Freitag, 29. März 2024

Töne um Vergebung in der Gedenkstätte Augustaschacht

Die Gedenkstätte Augustaschacht wurde wenige Tage nach Beginn des russischen Krieges gegen die Ukraine zum Spielort der Benefizveranstaltung „Töne um Vergebung“ von dem Cellisten Willem Schulz. Der Erlös ging an geflohene Menschen aus der Ukraine.

In einer Mischung aus Lesung und Musizieren performte Willem Schulz mit seinem 40 Jahre alten Cello verschiedene Impressionen und Lieder, die seine Spurensuche nach der Herkunft seines Cellos illustrierten. Er wuchs auf mit dem Cello seines Vaters, der in seiner Kindheit oft damit gespielt hatte, bis er sich ein neues kaufte und das Cello Willem Schulz schenkte. Erst durch Nachfragen und Recherchen erfuhr der Musiker, dass sein Vater im Zuge eines Einsatzes als deutscher Soldat im Zweiten Weltkrieg das Cello in einer Musikwerkstatt in der französischen Stadt Saint Quentin erbeutet hatte.
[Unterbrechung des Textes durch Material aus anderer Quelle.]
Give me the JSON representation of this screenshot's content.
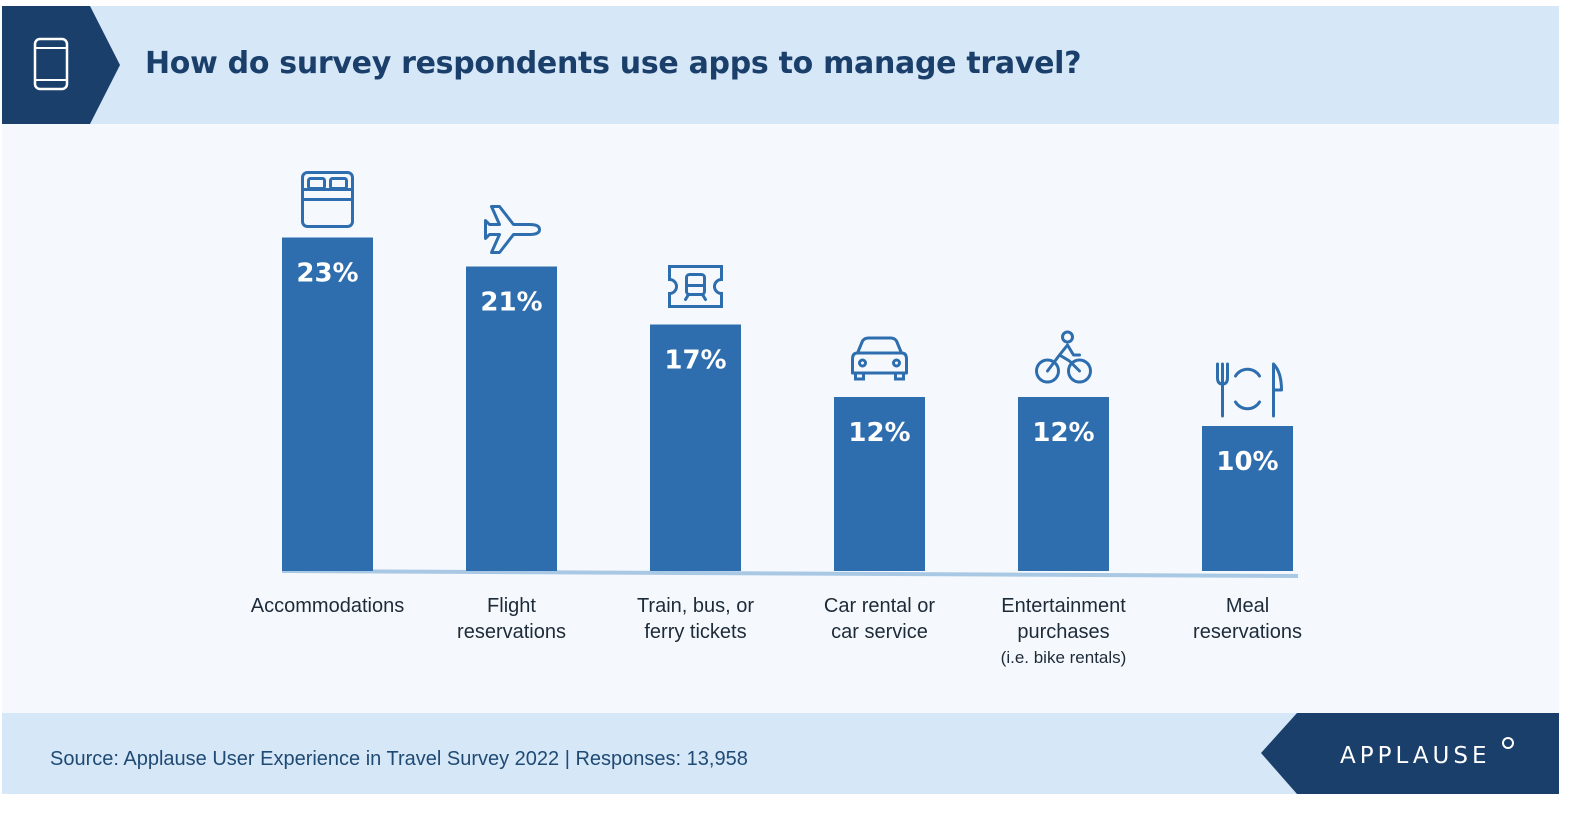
{
  "header": {
    "title": "How do survey respondents use apps to manage travel?",
    "icon": "mobile-phone-icon"
  },
  "chart_data": {
    "type": "bar",
    "title": "How do survey respondents use apps to manage travel?",
    "unit": "%",
    "categories": [
      {
        "lines": [
          "Accommodations"
        ],
        "icon": "bed-icon"
      },
      {
        "lines": [
          "Flight",
          "reservations"
        ],
        "icon": "airplane-icon"
      },
      {
        "lines": [
          "Train, bus, or",
          "ferry tickets"
        ],
        "icon": "train-ticket-icon"
      },
      {
        "lines": [
          "Car rental or",
          "car service"
        ],
        "icon": "car-icon"
      },
      {
        "lines": [
          "Entertainment",
          "purchases"
        ],
        "note": "(i.e. bike rentals)",
        "icon": "bicycle-icon"
      },
      {
        "lines": [
          "Meal",
          "reservations"
        ],
        "icon": "dining-icon"
      }
    ],
    "values": [
      23,
      21,
      17,
      12,
      12,
      10
    ],
    "value_labels": [
      "23%",
      "21%",
      "17%",
      "12%",
      "12%",
      "10%"
    ],
    "grid": false,
    "legend": false
  },
  "footer": {
    "source": "Source: Applause User Experience in Travel Survey 2022 | Responses: 13,958",
    "brand": "APPLAUSE"
  },
  "colors": {
    "bar": "#2e6eae",
    "header_bg": "#d6e7f7",
    "badge": "#1b3f6b",
    "title": "#1b3f6b",
    "icon": "#2e6eae",
    "text": "#1d2a38",
    "baseline": "#a9c8e4"
  }
}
Dieses Wissen ließ ihm keine Ruhe, bis er schlussendlich beschloss, die Herkunft des Cellos zu ergründen und sich auf die Suche nach Vergebung zu machen.

Gerade in der heutigen Zeit, in der wieder ein Angriffskrieg in Europa geführt wird, traf die Geschichte von Willem Schulz auf große Resonanz im Publikum. In kurzen Lesungen berichtete er von der Suche nach den Menschen in Frankreich, die das Cello ursprünglichen besaßen. Dabei nahm der Cellist das Publikum auf eine musikalische und poetische Reise durch Frankreich mit verschiedenen Charakteren und Begleitpersonen, welche ihm bei seiner Suche halfen. Während der gesamten Reise führte er sein Cello mit und spielte an verschiedensten Orten wie einem Dom, auf einer Straße oder im Inneren eines umgebauten Frachtschiffes. Durch das Erklingen seines Cellos an diesen verschiedenen Orten der Begegnung wollte er um Verzeihung bitten. Es gelang Schulz tatsächlich im Laufe seiner Reise, die Familie des Cello-Vorbesitzers ausfindig zu machen, und er durfte auch für dessen Kinder auf seinem Cello spielen. Alle Anwesenden waren von dieser Geste sehr berührt und entwickelten eine Konzertidee zusammen, die aufgrund der Coronapandemie noch nicht umgesetzt werden konnte.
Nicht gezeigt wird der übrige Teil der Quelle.